U.S. Housing and Urban Development (HUD) Secretary Shaun Donovan urged Congress to approve $60.4 billion in Superstorm Sandy aid after he toured damaged parts of Long Island on Tuesday.
Donovan, who is also chair of the Hurricane Sandy Rebuilding Task Force, said the Obama administration is committed to cutting red tape, ensuring the funding—once approved—is allocated expeditiously and that the rebuilding efforts mitigate future natural disasters.
“For every day that goes past without action by Congress is another day that Long Island families are stuck, unable to get passed the grief and the devastation they’ve experienced,” Donovan said during a news conference following a meeting with local officials at Nassau County’s Office of Emergency Management in Bethpage.
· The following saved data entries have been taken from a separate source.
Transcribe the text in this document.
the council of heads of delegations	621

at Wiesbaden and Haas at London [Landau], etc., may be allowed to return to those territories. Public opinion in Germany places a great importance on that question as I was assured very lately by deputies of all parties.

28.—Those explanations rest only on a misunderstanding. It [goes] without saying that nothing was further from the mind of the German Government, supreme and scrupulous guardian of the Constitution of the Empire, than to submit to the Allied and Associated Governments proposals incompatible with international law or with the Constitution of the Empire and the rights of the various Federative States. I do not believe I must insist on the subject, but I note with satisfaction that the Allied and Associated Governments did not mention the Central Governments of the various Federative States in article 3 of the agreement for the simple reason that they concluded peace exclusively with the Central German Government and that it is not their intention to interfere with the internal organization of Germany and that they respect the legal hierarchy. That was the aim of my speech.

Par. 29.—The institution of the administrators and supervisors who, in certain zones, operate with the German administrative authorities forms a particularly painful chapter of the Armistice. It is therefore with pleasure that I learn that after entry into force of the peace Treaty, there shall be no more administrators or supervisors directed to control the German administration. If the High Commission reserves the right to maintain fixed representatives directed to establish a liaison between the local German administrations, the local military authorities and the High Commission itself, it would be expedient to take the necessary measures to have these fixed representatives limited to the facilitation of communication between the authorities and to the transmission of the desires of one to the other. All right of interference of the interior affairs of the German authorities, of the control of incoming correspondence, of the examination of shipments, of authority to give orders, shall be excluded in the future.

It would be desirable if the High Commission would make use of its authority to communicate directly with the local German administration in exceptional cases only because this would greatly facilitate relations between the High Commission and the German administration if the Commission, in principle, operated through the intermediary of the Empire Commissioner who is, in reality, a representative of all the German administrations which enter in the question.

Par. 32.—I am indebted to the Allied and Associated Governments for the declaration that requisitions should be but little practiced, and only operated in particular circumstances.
President Barack Obama requested Congress approve the emergency funding for rebuilding efforts, mostly in the tri-state area, after the Oct. 29 hurricane-nor’easter hybrid that left nearly 200 dead nationwide and damaged about 150,000 LI homes.
Some fiscally conservative congressional Republicans have balked as Democrats urge passage of the spending measure before the Christmas break.
More than $8 billion of the proposed funding is slated for LI—$6.6 billion for Nassau and the rest of Suffolk.
Among the local catastrophes Sandy caused locally were the failure of the Bay Park Sewage Treatment Plant, two coastal roadways washed out and three barrier island breaches—two on Fire Island and one in Westhampton.
Nassau County Executive Ed Mangano said that he was “encouraged” by the roundtable with local leaders and Donovan.
Suffolk County Executive Steve Bellone said the secretary’s New York roots help him better understand the challenges faced by the region as recovery efforts turn to rebuilding.
“We have very particular issues and problems that we confront that we try to recover and Secretary Donovan understands that intuitively,” Bellone said.
The head of the Federal Emergency Management Agency, Craig Fugate, recently said the government’s disaster relief fund still has $4.8 billion, enough to pay for recovery efforts into early spring.